7) Chorionic villus Sampling (CVS)

CVS involves the examination of chorionic Villi (Placental Tissue).
The chorionic villus is sampled either via the vagina, or through the maternal abdomen, both under ultrasound guidance. For the abdominal route local anesthesia is used as the needle used is thicker than that used for amniocentesis. The procedure like the Amniocentesis lasts about 2-3minutes.The preliminary result is usually ready by 3days and the final results within 10days.The false negative rate is around 1 in 100,000 and the false positive rate is around 2 percent for karyotyping. The complication rate (Fetal Loss) is highly dependent on the expertise, and in experts hands rate it is 1.2 percent higher than that of Amniocentesis (1.5%). Amniocentesis should be the invasive test of choice for prenatal diagnosis of chromosomal abnormalities (Downs syndrome) rather than CVS, as the complication rates are lower and it is a more reliable test.

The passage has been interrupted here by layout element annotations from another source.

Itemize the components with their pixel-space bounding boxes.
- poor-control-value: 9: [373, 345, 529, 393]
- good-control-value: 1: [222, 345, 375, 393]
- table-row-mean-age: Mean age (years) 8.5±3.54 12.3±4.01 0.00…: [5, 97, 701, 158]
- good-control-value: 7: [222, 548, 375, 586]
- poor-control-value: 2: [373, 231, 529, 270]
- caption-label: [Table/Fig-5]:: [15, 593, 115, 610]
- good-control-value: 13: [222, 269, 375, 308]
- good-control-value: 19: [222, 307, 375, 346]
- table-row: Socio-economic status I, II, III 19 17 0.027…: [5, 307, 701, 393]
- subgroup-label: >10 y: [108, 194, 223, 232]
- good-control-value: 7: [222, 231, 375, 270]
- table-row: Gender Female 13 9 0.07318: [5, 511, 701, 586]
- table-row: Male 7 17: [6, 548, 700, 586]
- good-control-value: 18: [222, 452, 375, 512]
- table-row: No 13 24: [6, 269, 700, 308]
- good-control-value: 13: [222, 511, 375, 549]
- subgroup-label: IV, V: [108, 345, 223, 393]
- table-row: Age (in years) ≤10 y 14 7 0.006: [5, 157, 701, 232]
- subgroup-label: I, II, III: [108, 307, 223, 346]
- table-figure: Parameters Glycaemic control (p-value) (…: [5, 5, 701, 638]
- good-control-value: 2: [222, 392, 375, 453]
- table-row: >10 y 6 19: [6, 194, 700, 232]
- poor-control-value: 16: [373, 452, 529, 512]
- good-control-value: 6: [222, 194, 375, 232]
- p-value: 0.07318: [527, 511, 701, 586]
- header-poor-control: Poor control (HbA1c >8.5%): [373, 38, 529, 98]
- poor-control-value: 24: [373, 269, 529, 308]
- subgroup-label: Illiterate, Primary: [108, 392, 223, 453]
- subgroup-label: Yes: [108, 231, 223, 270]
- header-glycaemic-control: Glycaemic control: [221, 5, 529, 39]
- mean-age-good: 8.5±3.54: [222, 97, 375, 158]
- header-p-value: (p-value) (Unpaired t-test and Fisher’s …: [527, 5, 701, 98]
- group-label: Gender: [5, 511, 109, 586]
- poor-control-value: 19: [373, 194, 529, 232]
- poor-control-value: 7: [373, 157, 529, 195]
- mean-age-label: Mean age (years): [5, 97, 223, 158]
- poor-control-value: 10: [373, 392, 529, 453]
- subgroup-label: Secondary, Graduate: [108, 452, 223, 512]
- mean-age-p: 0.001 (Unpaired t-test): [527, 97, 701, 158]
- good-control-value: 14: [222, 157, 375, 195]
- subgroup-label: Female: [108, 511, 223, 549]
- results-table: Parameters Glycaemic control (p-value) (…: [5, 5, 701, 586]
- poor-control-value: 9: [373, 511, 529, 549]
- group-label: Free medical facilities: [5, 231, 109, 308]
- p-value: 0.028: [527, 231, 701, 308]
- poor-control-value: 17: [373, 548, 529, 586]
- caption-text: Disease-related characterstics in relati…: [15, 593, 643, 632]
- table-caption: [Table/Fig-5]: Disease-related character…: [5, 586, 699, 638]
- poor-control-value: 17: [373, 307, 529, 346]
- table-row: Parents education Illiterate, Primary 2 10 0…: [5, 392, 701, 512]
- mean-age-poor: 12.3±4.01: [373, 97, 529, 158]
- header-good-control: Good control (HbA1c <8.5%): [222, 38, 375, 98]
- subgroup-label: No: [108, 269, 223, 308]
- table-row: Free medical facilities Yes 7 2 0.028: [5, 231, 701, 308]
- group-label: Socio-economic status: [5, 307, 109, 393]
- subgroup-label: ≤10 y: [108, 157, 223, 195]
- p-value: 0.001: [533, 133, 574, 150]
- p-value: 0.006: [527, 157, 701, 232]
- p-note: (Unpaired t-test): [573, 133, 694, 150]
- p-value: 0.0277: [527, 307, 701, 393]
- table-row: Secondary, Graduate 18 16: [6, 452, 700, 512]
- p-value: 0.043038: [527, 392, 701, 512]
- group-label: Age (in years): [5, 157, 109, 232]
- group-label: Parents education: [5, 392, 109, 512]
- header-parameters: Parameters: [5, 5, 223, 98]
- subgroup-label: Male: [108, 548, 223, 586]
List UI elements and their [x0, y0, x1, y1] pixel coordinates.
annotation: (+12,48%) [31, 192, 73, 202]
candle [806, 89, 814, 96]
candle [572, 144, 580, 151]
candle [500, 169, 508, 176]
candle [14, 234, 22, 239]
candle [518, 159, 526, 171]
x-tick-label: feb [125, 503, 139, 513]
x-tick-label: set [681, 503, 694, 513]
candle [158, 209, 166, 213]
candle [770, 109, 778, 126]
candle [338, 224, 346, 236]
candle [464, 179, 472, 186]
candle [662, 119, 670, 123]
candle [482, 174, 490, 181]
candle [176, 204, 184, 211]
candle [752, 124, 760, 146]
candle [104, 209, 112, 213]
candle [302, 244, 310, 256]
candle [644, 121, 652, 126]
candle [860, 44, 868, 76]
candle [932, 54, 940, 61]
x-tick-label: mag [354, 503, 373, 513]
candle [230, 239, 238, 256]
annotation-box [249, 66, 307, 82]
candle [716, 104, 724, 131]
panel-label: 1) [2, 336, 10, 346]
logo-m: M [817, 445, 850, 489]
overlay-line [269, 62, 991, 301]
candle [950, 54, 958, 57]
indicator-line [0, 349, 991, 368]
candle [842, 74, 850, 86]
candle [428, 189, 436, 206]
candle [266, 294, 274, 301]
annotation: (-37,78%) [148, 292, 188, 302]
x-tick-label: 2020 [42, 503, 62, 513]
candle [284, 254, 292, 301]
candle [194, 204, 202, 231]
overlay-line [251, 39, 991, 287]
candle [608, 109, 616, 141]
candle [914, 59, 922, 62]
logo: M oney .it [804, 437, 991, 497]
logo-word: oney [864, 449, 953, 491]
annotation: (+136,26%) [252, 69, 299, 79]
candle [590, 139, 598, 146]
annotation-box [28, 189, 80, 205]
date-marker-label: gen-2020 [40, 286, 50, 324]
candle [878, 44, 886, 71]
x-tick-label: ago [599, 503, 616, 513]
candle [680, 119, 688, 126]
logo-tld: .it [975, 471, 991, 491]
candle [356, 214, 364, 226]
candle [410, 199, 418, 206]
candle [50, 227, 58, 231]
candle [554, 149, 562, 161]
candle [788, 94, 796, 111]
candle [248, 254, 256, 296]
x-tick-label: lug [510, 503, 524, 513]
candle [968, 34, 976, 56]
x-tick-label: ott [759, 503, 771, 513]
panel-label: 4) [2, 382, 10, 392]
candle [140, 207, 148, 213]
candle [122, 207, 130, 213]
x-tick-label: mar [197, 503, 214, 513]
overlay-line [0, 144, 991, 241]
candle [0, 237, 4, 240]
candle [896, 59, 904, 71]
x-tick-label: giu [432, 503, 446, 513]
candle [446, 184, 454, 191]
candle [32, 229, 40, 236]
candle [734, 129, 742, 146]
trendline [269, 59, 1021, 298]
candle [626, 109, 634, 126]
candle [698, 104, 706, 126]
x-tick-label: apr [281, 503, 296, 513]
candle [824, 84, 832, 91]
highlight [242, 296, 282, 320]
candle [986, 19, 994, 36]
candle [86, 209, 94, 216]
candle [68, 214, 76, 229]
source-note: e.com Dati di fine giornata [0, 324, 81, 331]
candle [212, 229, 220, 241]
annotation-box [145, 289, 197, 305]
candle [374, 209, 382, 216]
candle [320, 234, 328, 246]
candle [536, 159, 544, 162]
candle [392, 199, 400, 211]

As for prenatal diagnosis of Genetic diseases (Eg Thalasaemia, Duchene's Muscular Dystrophy), CVS is superior to Amniocentesis, hence CVS as a procedure should reserve for prenatal diagnosis of Genetic diseases rather than for chromosomal abnormalities.

8) Fetal Blood Sampling

This procedure involves obtaining fetal blood, either from the umbilical cord or directly from one the fetal vessels (Left portal vein). It is also done under ultrasound guidance and requires special skills. The complication rate (Fetal loss is around 1.2 percent. The results are ready within 48hours.

9) Fetal Tissue Biopsy

This procedure is also done under ultrasound guidance for prenatal diagnosis of certain lethal congenital skin conditions.

10) Intrauterine Fetal therapy

With the availability of the ultrasound, certain conditions can be treated successfully, prior to birth inutero (Hydrops Fetalis, Hydronephrosis).